Although there exist accelerator products to increase throughput of encrypted transactions produced by an Internet HTTP server, there are no current architectures that provide a truly coordinated and scalable solution for Secure Socket Layer (SSL) encrypted communications. This paper presents an architecture that facilitates high volume SSL Internet serving, scaling from thousands to millions of independently active SSL sessions. Reliability, availability, serviceability, and on-line error recovery requirements for such an application are also addressed.

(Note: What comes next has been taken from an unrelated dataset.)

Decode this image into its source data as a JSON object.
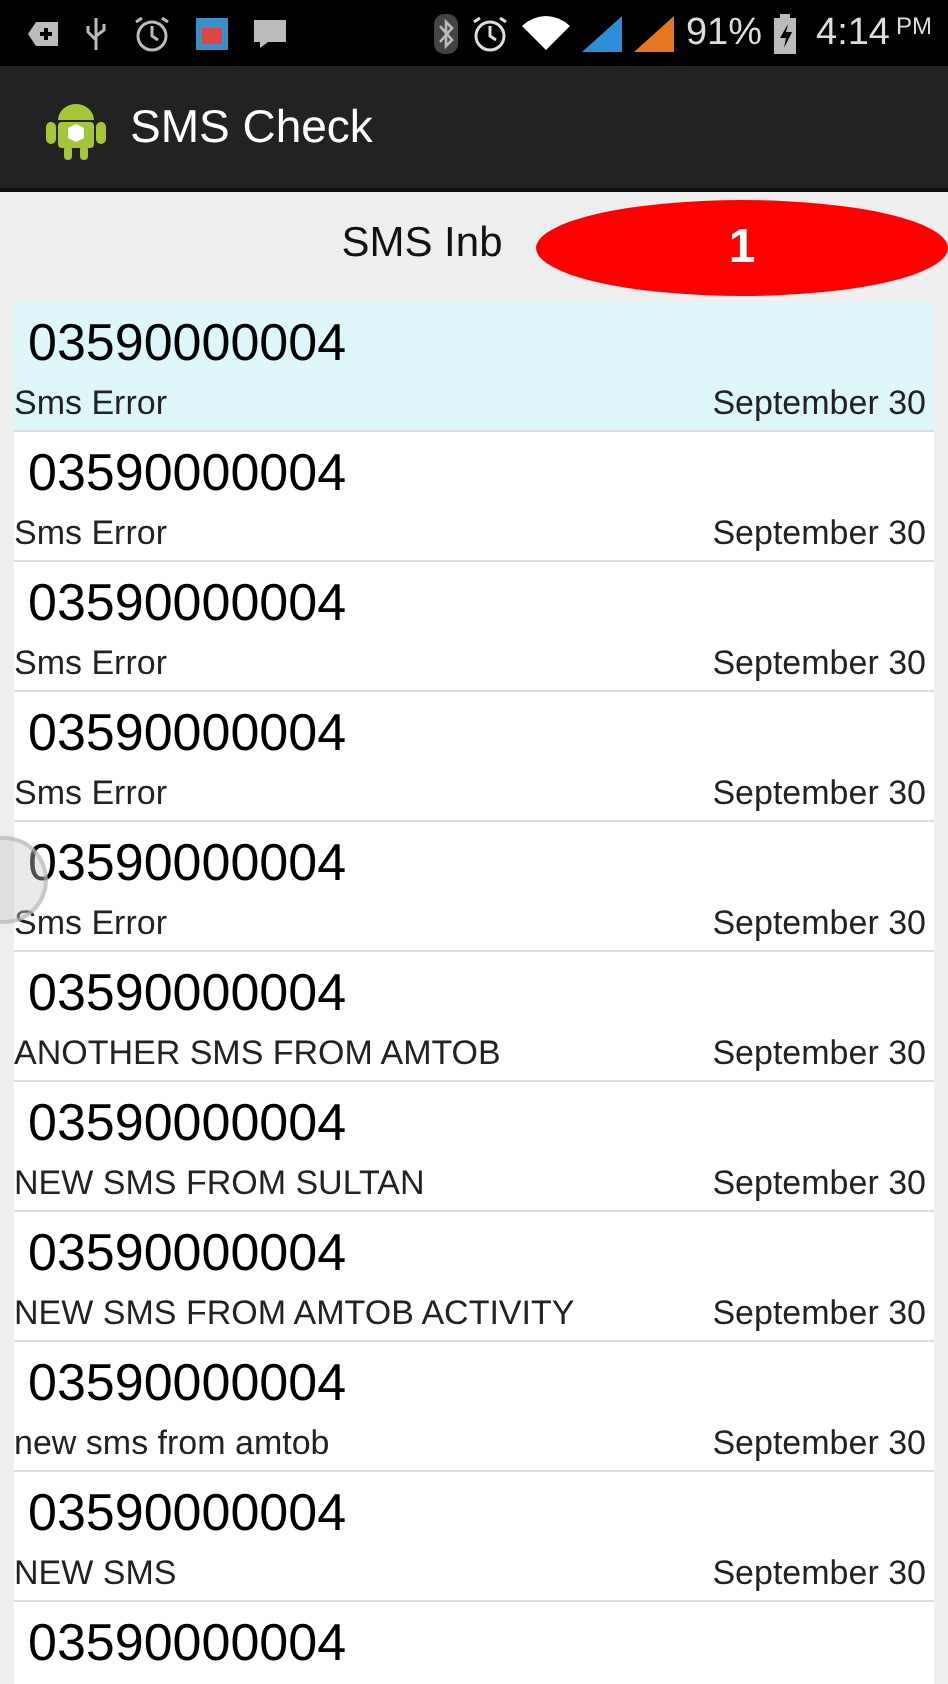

Our approach is to offload SSL set-up protocol activity that was traditionally executed by Transaction Engines (and dedicated co-processors), to a scalable array of SSL Handshake Protocol specific servers. This significantly reduces utilization on the Transaction Engines since SSL session set-up is a CPU intensive operation. Additionally, the actual encryption/decryption processing is offloaded as well, to a dedicated and scalable array of In-Line Encryption Engine(s). The In-Line Encryption Engine is architected such that requests and responses flowing to and from the Transaction Servers are in clear text. A benefit of this arrangement is that Transaction Engines (as well as Web Accelerator Proxies) will retain the ability to cache web objects, while firewalls will retain the ability to perform packet level inspection of all traffic directed to the transaction engines. Such features have been sacrificed in prior SSL implementations.